Lalu kemarahan saya pada si sulung pun mereda. Saya mengikhlaskan jika toh smartphone saya itu tidak bisa diperbaiki, atau saya tidak lagi memiliki smartphone yang berarti saya tidak bisa whatsapp-an, upload foto di instagram atau membuat quote lagi dengan si smartphone. Mendengar perkataan si bungsu saat saya masih mendiamkannya, “Bu, aku kan sudah minta maaf.” membuat luluh hati. Apa yang diharapkan dari seorang anak kecil? Mengganti HP-mu? Dengan apa? Ah, saya harus berpikir rasional. Bagaimana pun, dia sungguh tidak tahu bahwa layar HP itu begitu ringkihnya? Lalu apakah kesalahannya dilupakan begitu saja? Tidak, tidak. Tetap harus ada konsekuensi atas kesalahannya, karena kami sudah mengajarkannya sejak kecil bahwa akan ada konsekuensi atas setiap tindakan. Konsekuensi yang diberikan ayahnya adalah: tidak boleh lagi pinjam HP ibu atau ayah, tidak boleh main untuk sebulan, tidak ada jajan (artinya: ibu harus bikin jajan sendiri), tidak ada rekreasi. Waduh, keputusan yang agak berlebihan terlontar oleh suami saya. Maklum saja, kondisi lelah sepulang dari luar kota dan emosi jelas mendominasi. Belum lagi smartphone itu beliau beli dengan menyisihkan kebutuhan lainnya, dan tidak murah bagi kami. Untuk memperbaiki saja kami harus merogoh kocek dalam-dalam seperti membeli HP baru. Tapi berhubung si sulung belum mengerti konsep waktu, konsekuensi itu masih bisa kami perbaiki atau dikurangi. No gadget? I’m happy to try. Hehe..

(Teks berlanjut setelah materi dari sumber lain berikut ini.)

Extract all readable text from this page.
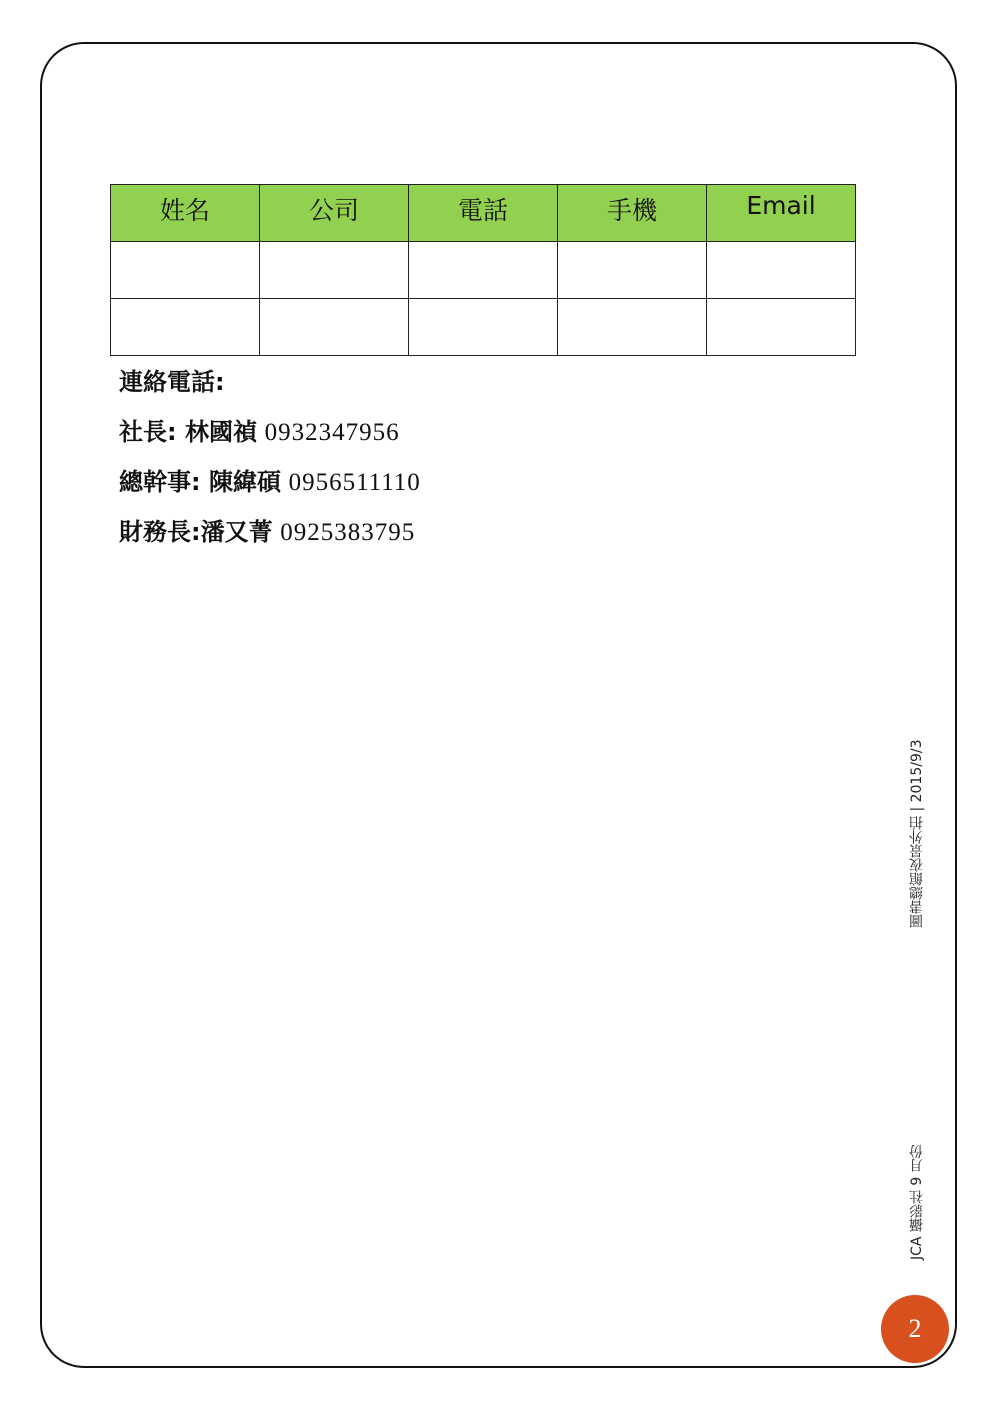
姓名	公司	電話	手機	Email

連絡電話:
社長: 林國禎 0932347956
總幹事: 陳緯碩 0956511110
財務長:潘又菁 0925383795
圖書總館夜景外拍 | 2015/9/3
JCA 攝影社 9 月份
2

Mengingat si sulung sudah sangat membantu saya di usianya yang masih sangat kecil. Bisa saya andalkan saat saya memiliki kebutuhan mendesak, seperti mandi atau ke toilet. Saya selalu memintanya menjaga sang adik. Meskipun mereka sering berebut segala sesuatu (maklum, gender sama), alhamdulillaah.. si sulung selalu bisa saya andalkan dan jauh lebih mengalah kepada adiknya saat saya tidak ada. Tentu saja saya meninggalkan mereka tidak pernah lama. Saya selalu memberi mereka kesibukan untuk dimainkan berdua.

So, dear my lovely girl.. I hope you take your responbility. Don’t be affraid to say sorry about your mistake. Baarakallaahu fiik, dear ^^

6 pemikiran pada “Dalam Pecahan Kecil Itu

  1. Wah, gigitannya kuat jg ya mba @_@ .. Ya kalo dicari segala macam sisi positif, semua kejadian pasti ada ya :) Akupun srg lupain anak kalo udh sibuk ama laptop, hp ato tablet. Dan anakku yg srg cari perhatian jadinya… Tapi biar gimana, apalagi kalo sedang traveling ama suami dan si baby, aku bener2 deh ga berurusan ama hp…krn emg sengaja aku matiin… tujuan utama sih spy liburan ga terganggu ama call kantor :D.. Dan dipikir enak juga loh kalo ga megang gadget bbrp hari :)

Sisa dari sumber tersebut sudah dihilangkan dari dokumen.